7 thoughts on “Inflation: A Primer for the Bemused

  • Davidovich says:

    I remember the Whitlam era with anger. I had a reasonable job paying about $7,000pa and my wife and I had $2000 saved towards a deposit for a house. A good house was on the market for $16,000 and we needed just $2,000 more to make a deposit. Whitlam came in and within 6 moths that house price raced to $64,000 but my salary changed very little.We were forced to rent for many years before we could even contemplate buying a house.

  • nfw says:

    Interest rates? Let me know you poor dears when they reach 13.5%. My wife and I were lucky not to feel Keating’s 19%. in the “recession we had to have”.

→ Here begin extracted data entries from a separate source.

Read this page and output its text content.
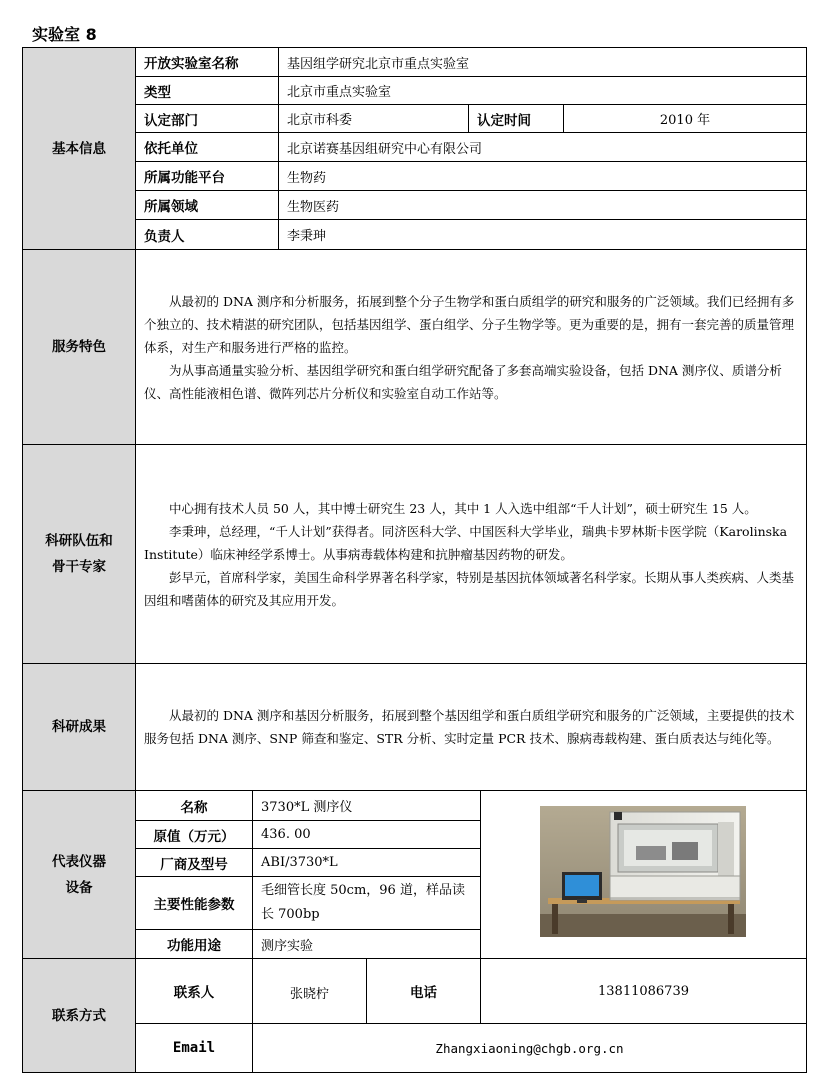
实验室 8
基本信息
开放实验室名称	基因组学研究北京市重点实验室
类型	北京市重点实验室
认定部门	北京市科委	认定时间	2010 年
依托单位	北京诺赛基因组研究中心有限公司
所属功能平台	生物药
所属领域	生物医药
负责人	李秉珅
服务特色

从最初的 DNA 测序和分析服务，拓展到整个分子生物学和蛋白质组学的研究和服务的广泛领域。我们已经拥有多个独立的、技术精湛的研究团队，包括基因组学、蛋白组学、分子生物学等。更为重要的是，拥有一套完善的质量管理体系，对生产和服务进行严格的监控。

为从事高通量实验分析、基因组学研究和蛋白组学研究配备了多套高端实验设备，包括 DNA 测序仪、质谱分析仪、高性能液相色谱、微阵列芯片分析仪和实验室自动工作站等。

科研队伍和
骨干专家

中心拥有技术人员 50 人，其中博士研究生 23 人，其中 1 人入选中组部“千人计划”，硕士研究生 15 人。

李秉珅，总经理，“千人计划”获得者。同济医科大学、中国医科大学毕业，瑞典卡罗林斯卡医学院（Karolinska Institute）临床神经学系博士。从事病毒载体构建和抗肿瘤基因药物的研发。

彭早元，首席科学家，美国生命科学界著名科学家，特别是基因抗体领域著名科学家。长期从事人类疾病、人类基因组和嗜菌体的研究及其应用开发。

科研成果

从最初的 DNA 测序和基因分析服务，拓展到整个基因组学和蛋白质组学研究和服务的广泛领域，主要提供的技术服务包括 DNA 测序、SNP 筛查和鉴定、STR 分析、实时定量 PCR 技术、腺病毒载构建、蛋白质表达与纯化等。

代表仪器
设备
名称	3730*L 测序仪
原值（万元） 436. 00
厂商及型号	ABI/3730*L
主要性能参数
毛细管长度 50cm，96 道，样品读长 700bp
功能用途	测序实验
联系方式
联系人	张晓柠	电话	13811086739
Email	Zhangxiaoning@chgb.org.cn
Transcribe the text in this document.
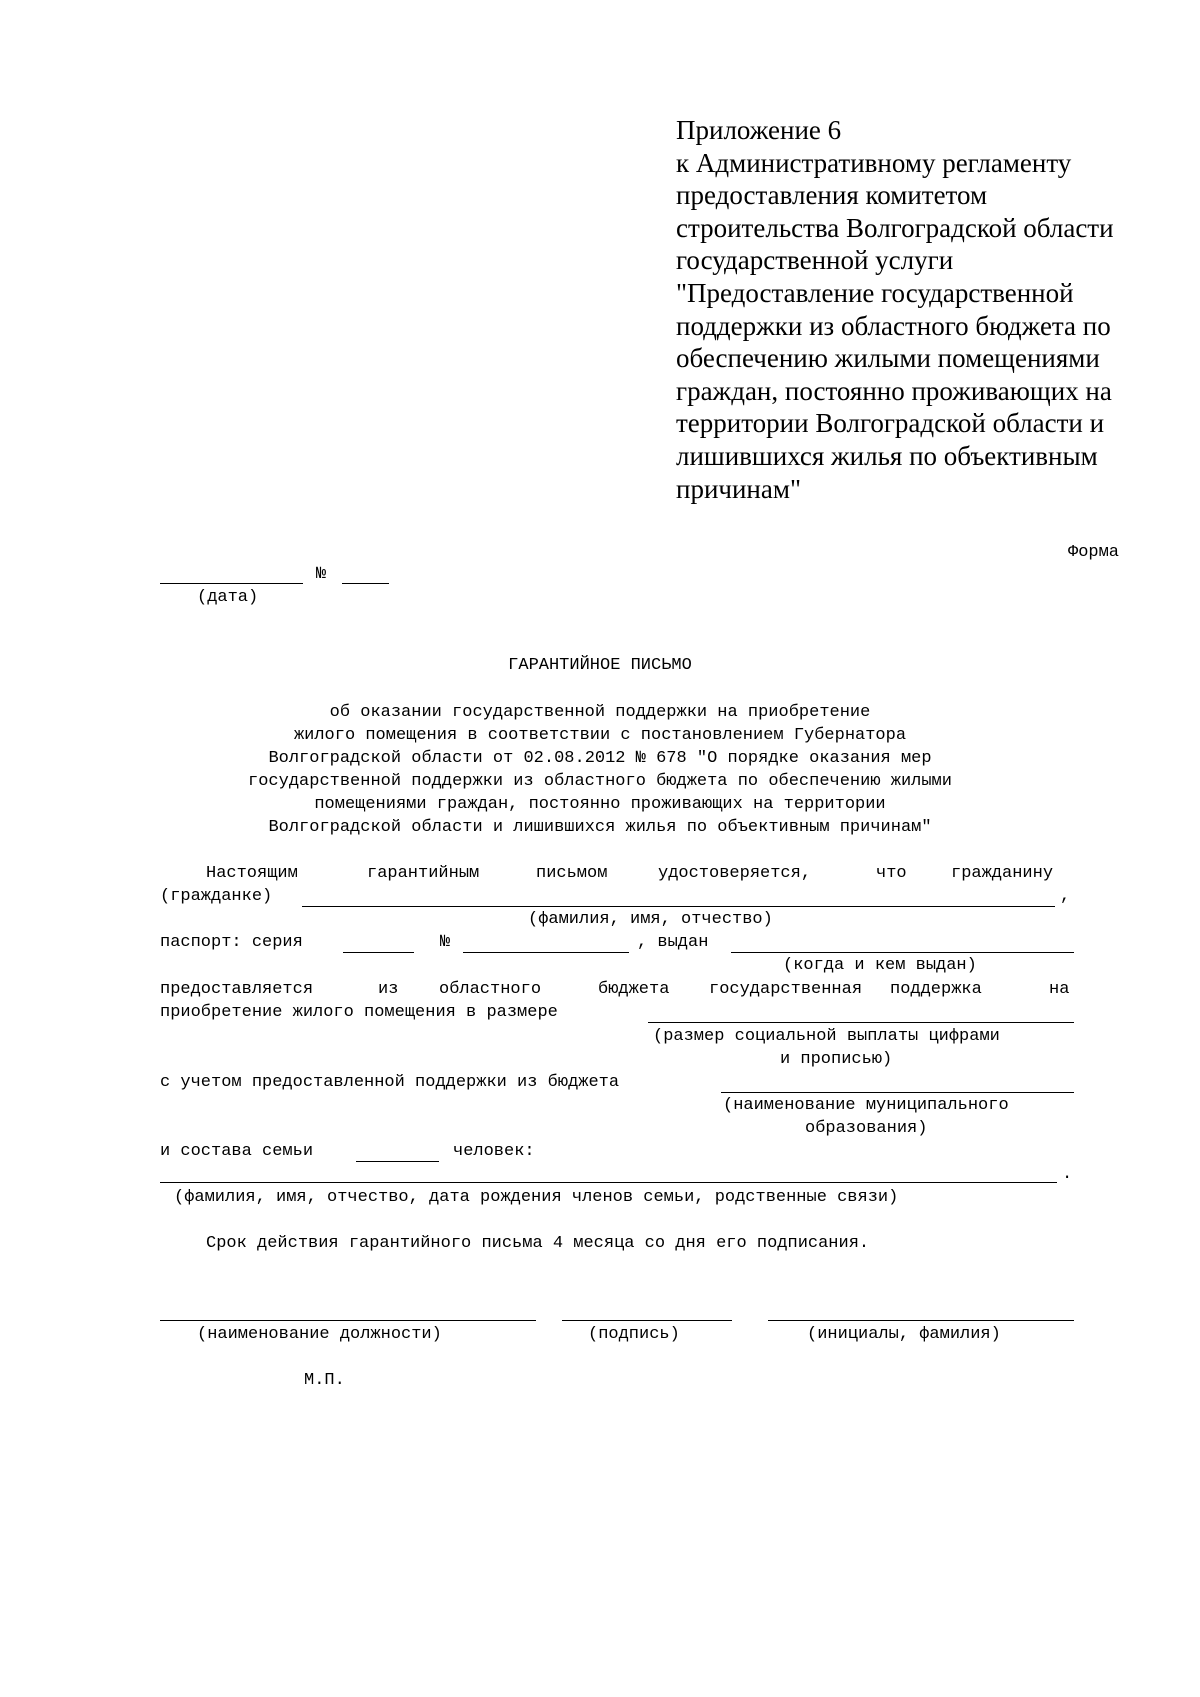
Приложение 6
к Административному регламенту
предоставления комитетом
строительства Волгоградской области
государственной услуги
"Предоставление государственной
поддержки из областного бюджета по
обеспечению жилыми помещениями
граждан, постоянно проживающих на
территории Волгоградской области и
лишившихся жилья по объективным
причинам"
Форма
№
(дата)
ГАРАНТИЙНОЕ ПИСЬМО
об оказании государственной поддержки на приобретение
жилого помещения в соответствии с постановлением Губернатора
Волгоградской области от 02.08.2012 № 678 "О порядке оказания мер
государственной поддержки из областного бюджета по обеспечению жилыми
помещениями граждан, постоянно проживающих на территории
Волгоградской области и лишившихся жилья по объективным причинам"
Настоящим	гарантийным	письмом	удостоверяется,	что	гражданину
(гражданке)	,
(фамилия, имя, отчество)
паспорт: серия	№	, выдан
(когда и кем выдан)
предоставляется	из областного	бюджета государственная поддержка	на
приобретение жилого помещения в размере
(размер социальной выплаты цифрами
и прописью)
с учетом предоставленной поддержки из бюджета
(наименование муниципального
образования)
и состава семьи	человек:
.
(фамилия, имя, отчество, дата рождения членов семьи, родственные связи)
Срок действия гарантийного письма 4 месяца со дня его подписания.
(наименование должности)	(подпись)	(инициалы, фамилия)
М.П.
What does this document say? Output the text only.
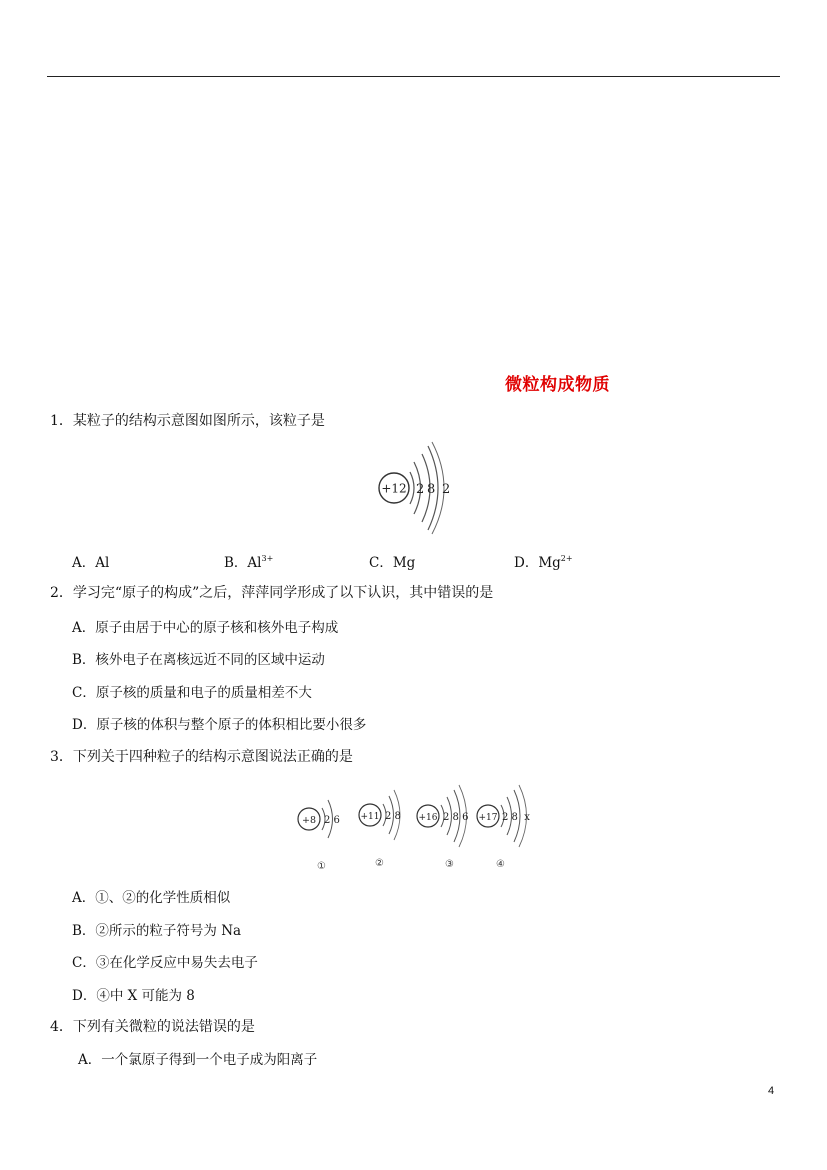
微粒构成物质
1．某粒子的结构示意图如图所示，该粒子是
+12 2 8 2
A．Al	B．$Al^{3+}$	C．Mg	D．$Mg^{2+}$
2．学习完“原子的构成”之后，萍萍同学形成了以下认识，其中错误的是
A．原子由居于中心的原子核和核外电子构成
B．核外电子在离核远近不同的区域中运动
C．原子核的质量和电子的质量相差不大
D．原子核的体积与整个原子的体积相比要小很多
3．下列关于四种粒子的结构示意图说法正确的是
+8 2 6
①
+11 2 8
②
+16 2 8 6
③
+17 2 8  x
④
A．①、②的化学性质相似
B．②所示的粒子符号为 Na
C．③在化学反应中易失去电子
D．④中 X 可能为 8
4．下列有关微粒的说法错误的是
A．一个氯原子得到一个电子成为阳离子
4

    • Botswana O'Hooligan says:

      Yairs nfw but remember that inflation was over 10% so in “real” terms the interest rate was about 9%. Money matters are interesting because most people simply do not understand them and most of us would know or have heard of someone getting a windfall from an inheritance or in lotto and blowing the lot in short order. I don’t understand money matters either but I started fending for myself before age 14 and have always paid cash, even for houses except when except when I have had enough assets to be able to pay the debt out if the lending interest rates start to equal the return on investments. That way you are working for yourself and not for a bunch of bankers as well. The young grizzle about never being able to own a house as they tool about in newish cars, go for nice holidays, eat out, buy coffee at $5 a cup, get Pizzas delivered, ditto shopping, the whole nine yards and never give a thought about we older folk who didn’t lie in a bed of roses either. The tears of laughter course down my starboard leg (dress to the right) when Mr. Albenese speaks of a poor childhood in a council flat for I never even had a bedroom but a corner of a verandah open to the elements. Poor Mr. Albenese for not only did he do it tough but he doesn’t understand monetary stuff either and he has the windfall of the top job!

  • pgang says:

    I was in Zimbabwe just as hyperinflation took off around 2002. The local currency lost half its value in a weekend. The people were very despondent – they had wanted none of Mugabe’s idiocy.
    And boy, am I tired of Boomers moaning about their 19% interest rates after they voted in Whitlam and turned Australia into a socialist paradise. At least they owned something. In those days we young folk were begging for work. We had signs up in the window of the rental (6 of us living there), asking for work. We used to go door to door asking for work. I managed to get a tax driver’s licence working 60 hours a week at nights for about $4 an hour. Had to ride a push bike to and from the owner’s house, some distance away. In the end I got work in the public service. It was like I’d been airlifted into a tropical island paradise with a huge bubble keeping all the badness out. In the end the lack of reality did for me and I had to leave it.

  • ianl says:

    >”One dollar note bought you nearly fifteen litres of petrol.”<

    Yep. I budgeted AUD$2 per week for a full tank … and at that time I had a girlfriend who lived in the Sutherland shire while I rented in the inner north shore, so fuel mattered.

  • pgang says:

    Nice to read this alongside Peter Smith’s article. Quadrant at its best. In high school economics we were taught that inflation was necessary to create jobs. It always felt wrong. No wonder I’m confused. I remember our teacher being savagely opposed to IR reform because everybody would be worse off without collective bargaining – we were being taught by a communist.
    I think I was half right yesterday in suggesting the reserve bank should leave interest rates alone. I don’t quite yet understand how they would control ‘growth in the money supply’ but presumably this would be achieved through bond sales, and it would be linked to production or some other real measure.